Google announces Android M
android m
Google has just officially announced it's next version of Android at Google I/O. Android M, which will debut with a prerelease version today will have a full release later this year. The new version brings a bunch of new features and performance enhancements.

Google's Sundar Pichai says the company has "gone back to the basics" with this version and improved the quality of the platform. While Vice President of engineering at Google, Dave Burke, says that the company has been watching what manufacturers have been adding to the OS and folding them into the core system.

One of the biggest features of Androud M is it's improved app permissions. Users will now be able to approve or deny security permissions such as access to location or camera, case by case, rather than approving all permissions at once when the app is installed. Also Apps will no longer have to ask permissions with every update.

Chrome is getting a revamp in Android M to. "Chrome Custom Tabs" will allows developers to insert webviews directly into apps, this will give them all the power of Chrome without making users switch to the browser app itself, this includes things like auto sign-in,  autofill, saved user passwords, as well as multi-process security.

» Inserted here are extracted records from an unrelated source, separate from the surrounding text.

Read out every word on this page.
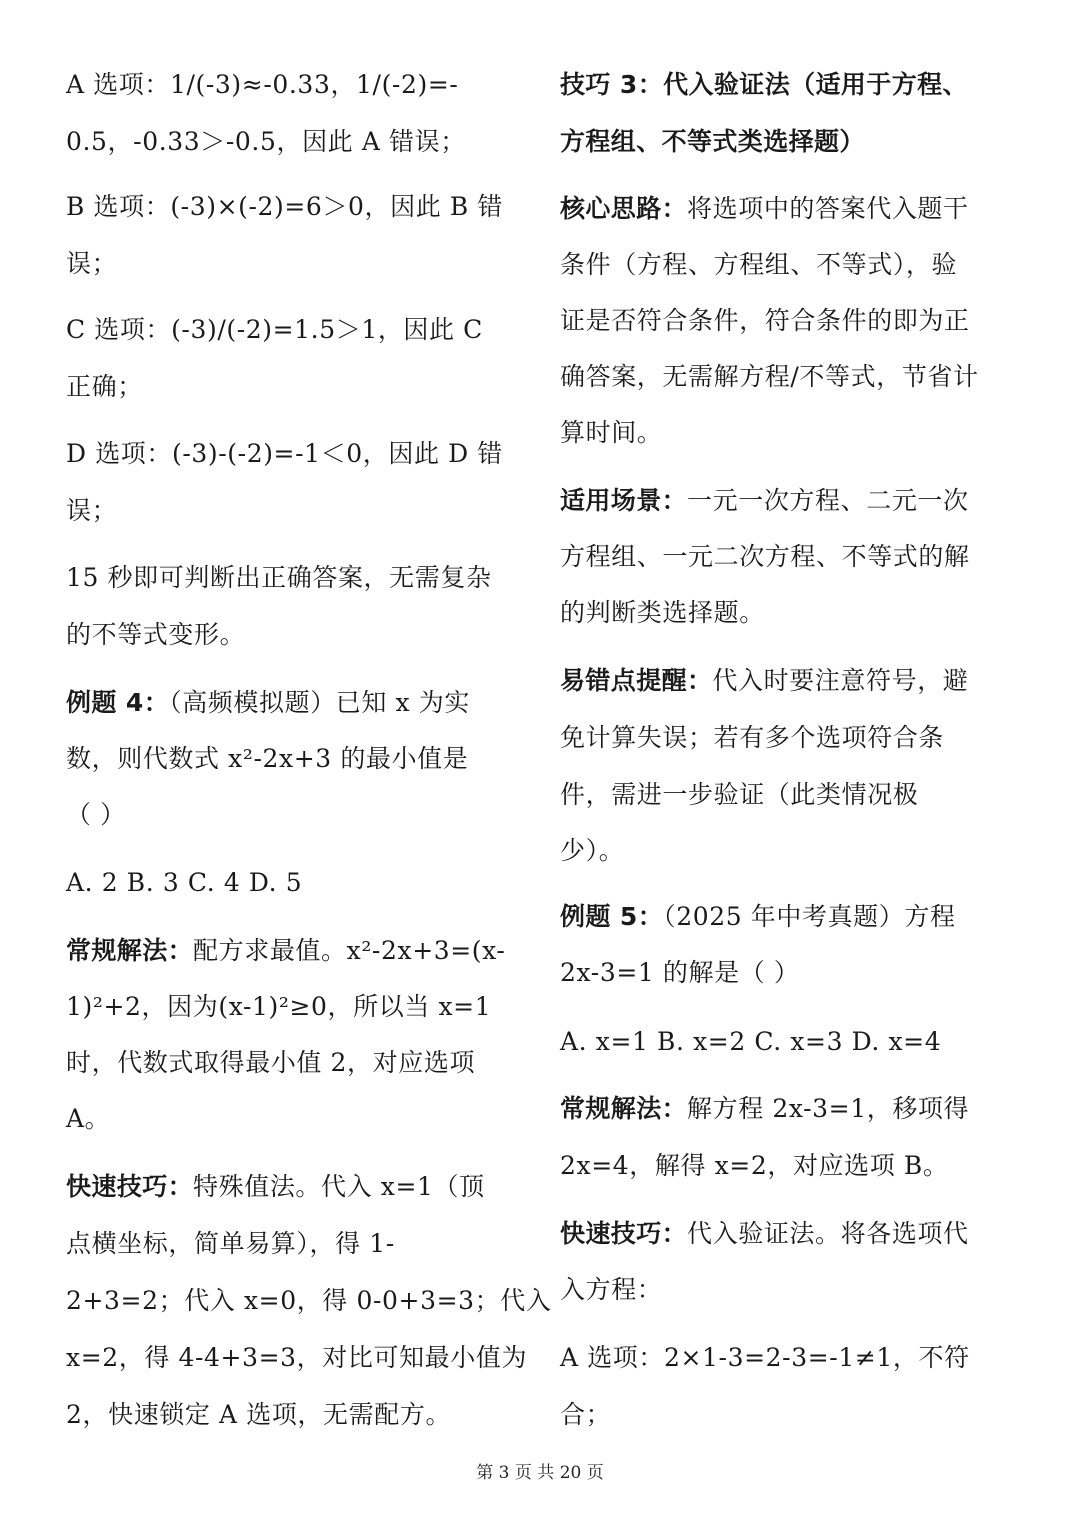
A 选项：1/(-3)≈-0.33，1/(-2)=-
0.5，-0.33＞-0.5，因此 A 错误；
B 选项：(-3)×(-2)=6＞0，因此 B 错
误；
C 选项：(-3)/(-2)=1.5＞1，因此 C
正确；
D 选项：(-3)-(-2)=-1＜0，因此 D 错
误；
15 秒即可判断出正确答案，无需复杂
的不等式变形。
例题 4：（高频模拟题）已知 x 为实
数，则代数式 x²-2x+3 的最小值是
（ ）
A. 2 B. 3 C. 4 D. 5
常规解法：配方求最值。x²-2x+3=(x-
1)²+2，因为(x-1)²≥0，所以当 x=1
时，代数式取得最小值 2，对应选项
A。
快速技巧：特殊值法。代入 x=1（顶
点横坐标，简单易算），得 1-
2+3=2；代入 x=0，得 0-0+3=3；代入
x=2，得 4-4+3=3，对比可知最小值为
2，快速锁定 A 选项，无需配方。
技巧 3：代入验证法（适用于方程、
方程组、不等式类选择题）
核心思路：将选项中的答案代入题干
条件（方程、方程组、不等式），验
证是否符合条件，符合条件的即为正
确答案，无需解方程/不等式，节省计
算时间。
适用场景：一元一次方程、二元一次
方程组、一元二次方程、不等式的解
的判断类选择题。
易错点提醒：代入时要注意符号，避
免计算失误；若有多个选项符合条
件，需进一步验证（此类情况极
少）。
例题 5：（2025 年中考真题）方程
2x-3=1 的解是（ ）
A. x=1 B. x=2 C. x=3 D. x=4
常规解法：解方程 2x-3=1，移项得
2x=4，解得 x=2，对应选项 B。
快速技巧：代入验证法。将各选项代
入方程：
A 选项：2×1-3=2-3=-1≠1，不符
合；
第 3 页 共 20 页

Intents (app linking) is getting an update that will allow apps to open content directly instead of asking users with a dialog box every time.

An new payment system called Android Pay is coming. It will use NFC and Host Card Emulation for tap-to-pay services. Developers will also be able to integrate Android Pay into their apps for purchases and in app payments. Android Pay will come preinstalled on T-Mobile, AT&T, and Verizon devices and will be accepted by 700,000 stores in the US. If you're lucky enough to have a device with a fingerprint scanner, Android Pay will support it if manufactures decide to implement it.

Google is also promising improved efficiency with a new feature called Doze. It will use the motion detection to determine when someone is and isn't using a device, it will then shut down processes accordingly.